BAKERSFIELD — A former Kern County Sheriff’s deputy who was once assigned to the Rosamond substation, pleaded not guilty Monday in Kern County Superior Court, to an additional eight charges of inappropriate conduct while on duty, including stalking and sexual battery, bringing the total number of women who have made accusations against him, to five.

Michael Everett Clark, 31, was released on his own recognizance at the hearing by Judge Michael Bush after Clark’s attorney Kyle Humphrey, argued that Clark is no longer a member of law enforcement and had agreed to a criminal protective order, which bars him from contacting the alleged victims. 

Clark posted bail of $175,000 in the original case brought against him in October, after a 21-year-old woman told the Sheriff’s Office that Clark offered her a ride home from work in Rosamond before forcing himself on her in his patrol car. Clark later admitted to the woman he “violated” her consent during a phone call that was part of a follow-up investigation, according to a probable cause declaration.

Deputy District Attorney Stephanie Zigler had argued for additional bail, saying Clark committed the alleged acts under the color of law, using his position in law enforcement to gain the alleged victims’ trust. However, Bush said the original bail amount was sufficient for both the original and most recent charges.

The Kern County District Attorney’s Office says all of the newly-surfaced alleged incidents occurred over a period of months in 2019. In total, Clark is charged with nine felonies and two misdemeanors.

Clark has pleaded not guilty to three felony charges related to the previously-reported incident.

He faces two additional charges of felony stalking, two counts of felony sexual battery, two counts of felony assault by a public officer and a misdemeanor charge for touching a person intimately against their will for arousal, along with another misdemeanor for obscene or threatening telephone calls.

While KBAK 29 reported in December, that Clark was no longer working for the Sheriff’s Office, the department could not confirm Clark’s employment status to The Californian on Friday.

In one of the newer allegations, a woman said Clark arrested her and then groped her genitals and breasts while she was handcuffed.
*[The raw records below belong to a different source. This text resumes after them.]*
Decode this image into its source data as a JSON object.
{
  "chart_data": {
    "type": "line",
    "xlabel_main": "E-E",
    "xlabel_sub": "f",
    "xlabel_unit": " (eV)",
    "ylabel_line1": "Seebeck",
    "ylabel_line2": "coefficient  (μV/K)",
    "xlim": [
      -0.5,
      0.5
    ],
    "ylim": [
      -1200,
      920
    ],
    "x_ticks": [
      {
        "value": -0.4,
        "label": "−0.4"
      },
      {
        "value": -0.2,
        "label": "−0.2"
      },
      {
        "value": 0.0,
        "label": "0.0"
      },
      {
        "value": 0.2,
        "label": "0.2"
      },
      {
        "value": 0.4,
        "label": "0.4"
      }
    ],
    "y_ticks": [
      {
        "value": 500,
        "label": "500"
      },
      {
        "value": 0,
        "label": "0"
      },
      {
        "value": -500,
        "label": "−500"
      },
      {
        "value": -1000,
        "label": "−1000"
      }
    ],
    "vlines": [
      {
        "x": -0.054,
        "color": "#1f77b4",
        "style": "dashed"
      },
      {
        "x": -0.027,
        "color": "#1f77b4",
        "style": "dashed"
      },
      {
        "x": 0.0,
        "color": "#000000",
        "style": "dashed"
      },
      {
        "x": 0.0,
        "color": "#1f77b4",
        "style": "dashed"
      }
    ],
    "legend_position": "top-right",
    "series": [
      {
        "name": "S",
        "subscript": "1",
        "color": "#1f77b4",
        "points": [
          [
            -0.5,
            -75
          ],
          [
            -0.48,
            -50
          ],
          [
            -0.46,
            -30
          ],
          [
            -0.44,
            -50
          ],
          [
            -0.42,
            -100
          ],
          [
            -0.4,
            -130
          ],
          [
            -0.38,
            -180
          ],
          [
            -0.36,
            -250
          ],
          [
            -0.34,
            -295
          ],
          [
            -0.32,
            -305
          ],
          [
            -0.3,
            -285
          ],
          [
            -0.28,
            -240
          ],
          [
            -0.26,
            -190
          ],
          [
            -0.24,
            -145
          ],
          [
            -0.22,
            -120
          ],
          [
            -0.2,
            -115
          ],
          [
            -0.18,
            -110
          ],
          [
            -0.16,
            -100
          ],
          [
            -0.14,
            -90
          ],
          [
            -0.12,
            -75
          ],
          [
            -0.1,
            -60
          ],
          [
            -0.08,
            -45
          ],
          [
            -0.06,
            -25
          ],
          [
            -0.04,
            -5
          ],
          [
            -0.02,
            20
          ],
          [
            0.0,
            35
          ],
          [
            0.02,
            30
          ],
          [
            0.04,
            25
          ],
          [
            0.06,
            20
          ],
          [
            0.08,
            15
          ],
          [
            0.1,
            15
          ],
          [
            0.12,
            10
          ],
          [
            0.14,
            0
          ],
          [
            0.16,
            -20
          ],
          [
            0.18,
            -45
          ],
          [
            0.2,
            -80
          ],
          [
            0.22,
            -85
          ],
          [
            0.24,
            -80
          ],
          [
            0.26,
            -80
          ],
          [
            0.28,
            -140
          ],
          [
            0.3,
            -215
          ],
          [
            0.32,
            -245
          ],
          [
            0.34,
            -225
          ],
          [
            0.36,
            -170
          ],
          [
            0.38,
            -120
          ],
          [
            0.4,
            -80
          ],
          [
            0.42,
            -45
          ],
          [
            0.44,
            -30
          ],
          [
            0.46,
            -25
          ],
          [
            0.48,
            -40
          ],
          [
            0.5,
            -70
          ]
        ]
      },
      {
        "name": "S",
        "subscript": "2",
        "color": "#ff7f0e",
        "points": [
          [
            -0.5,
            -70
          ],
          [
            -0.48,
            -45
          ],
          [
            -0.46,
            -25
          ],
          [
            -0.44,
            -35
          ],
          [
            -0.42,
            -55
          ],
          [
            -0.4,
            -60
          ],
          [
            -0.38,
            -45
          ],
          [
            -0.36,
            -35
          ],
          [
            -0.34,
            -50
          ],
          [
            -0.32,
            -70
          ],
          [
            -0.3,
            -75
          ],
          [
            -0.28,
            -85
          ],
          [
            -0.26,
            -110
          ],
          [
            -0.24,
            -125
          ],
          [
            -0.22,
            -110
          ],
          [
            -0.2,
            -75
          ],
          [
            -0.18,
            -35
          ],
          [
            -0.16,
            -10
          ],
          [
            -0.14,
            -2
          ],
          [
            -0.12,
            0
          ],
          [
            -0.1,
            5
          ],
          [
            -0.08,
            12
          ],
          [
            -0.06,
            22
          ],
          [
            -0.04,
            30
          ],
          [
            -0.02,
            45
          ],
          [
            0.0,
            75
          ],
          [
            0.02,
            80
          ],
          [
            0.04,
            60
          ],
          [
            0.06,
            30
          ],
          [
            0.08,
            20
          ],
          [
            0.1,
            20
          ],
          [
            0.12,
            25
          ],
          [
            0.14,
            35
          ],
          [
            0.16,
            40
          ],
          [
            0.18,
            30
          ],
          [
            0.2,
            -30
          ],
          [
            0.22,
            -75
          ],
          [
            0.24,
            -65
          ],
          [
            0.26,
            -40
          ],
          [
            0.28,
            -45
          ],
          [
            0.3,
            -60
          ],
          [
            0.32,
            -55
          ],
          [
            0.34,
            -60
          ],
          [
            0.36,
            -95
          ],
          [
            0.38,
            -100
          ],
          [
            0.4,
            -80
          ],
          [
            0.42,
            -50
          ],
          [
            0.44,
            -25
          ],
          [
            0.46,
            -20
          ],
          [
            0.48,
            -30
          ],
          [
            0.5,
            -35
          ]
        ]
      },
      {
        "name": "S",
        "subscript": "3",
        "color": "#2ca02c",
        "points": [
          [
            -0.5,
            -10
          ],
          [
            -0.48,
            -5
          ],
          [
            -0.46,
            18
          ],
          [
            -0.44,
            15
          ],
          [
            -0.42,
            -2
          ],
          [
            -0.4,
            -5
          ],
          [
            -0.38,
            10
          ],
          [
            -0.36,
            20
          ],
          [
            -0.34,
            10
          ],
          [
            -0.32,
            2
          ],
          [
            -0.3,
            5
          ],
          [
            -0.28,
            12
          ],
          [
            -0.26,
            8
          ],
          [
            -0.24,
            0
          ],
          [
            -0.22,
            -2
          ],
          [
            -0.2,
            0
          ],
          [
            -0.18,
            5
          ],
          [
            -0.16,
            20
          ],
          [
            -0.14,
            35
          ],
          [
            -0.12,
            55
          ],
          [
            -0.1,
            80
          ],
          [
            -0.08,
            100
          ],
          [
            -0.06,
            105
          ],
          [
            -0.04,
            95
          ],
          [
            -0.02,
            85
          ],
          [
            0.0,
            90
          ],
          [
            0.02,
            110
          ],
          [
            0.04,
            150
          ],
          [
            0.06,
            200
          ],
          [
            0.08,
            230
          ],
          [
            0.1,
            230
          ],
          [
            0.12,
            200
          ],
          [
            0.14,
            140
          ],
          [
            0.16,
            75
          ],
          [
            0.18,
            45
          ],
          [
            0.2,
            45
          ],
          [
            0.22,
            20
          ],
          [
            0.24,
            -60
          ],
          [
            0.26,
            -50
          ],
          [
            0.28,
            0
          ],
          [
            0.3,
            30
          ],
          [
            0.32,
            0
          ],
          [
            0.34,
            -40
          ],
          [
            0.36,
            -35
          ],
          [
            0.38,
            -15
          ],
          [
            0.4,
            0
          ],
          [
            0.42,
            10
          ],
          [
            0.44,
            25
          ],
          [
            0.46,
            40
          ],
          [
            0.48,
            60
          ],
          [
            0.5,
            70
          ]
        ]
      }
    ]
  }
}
Another woman said that after Clark responded to a call for service at her residence, he called and texted her in an attempt to start a sexual relationship.

One of the women appears to have filed a claim against Kern County relating to her alleged assault.

Although the Kern County District Attorney’s Office would not comment on the claim, the date and description of events match information in a claim filed on Feb. 13 of this year.

In a sworn statement included in the claim, the woman says Clark and two other deputies arrived at her home, shouting “probation sweep!” on Feb. 14, 2019. She said the deputies told her she was under arrest and placed her in handcuffs.

The sweep occurred after the woman’s boyfriend had filed a claim against several sheriff’s deputies alleging harassment, and the woman said she believed the deputies hoped to intimidate her from testifying on behalf of her boyfriend.

The woman said Clark took her to his patrol car by himself for another search. During the search, the claim says the woman was “touched, rubbed, stroked, grabbed, groped, fondled, and/or molested” in her private areas.

Later, the woman said she was driven to the sheriff’s downtown receiving facility and left inside the patrol car for 20 minutes with the windows up and the heater set at the maximum level.

When the woman requested the “uncomfortable situation” be fixed, she says a deputy swore at her and laughed. She claims she was held for around 38 hours at the central receiving facility without food or water even though she informed officials she had hypoglycemia, a condition caused by low blood sugar.

She said she believes her treatment was intended to intimidate her, and that if she spoke out she would be subjected to intensified harassment.

“We are alleging that there was a complete abuse of power by Deputy Michael Clark,” Danay Gonzalez, an attorney representing the claimant, wrote in an email to The Californian. “It is our information that he sexually assaulted, harassed, and intimated our client while he was in uniform, on the clock, and on the taxpayer’s dime. There is plenty of evidence to support this.”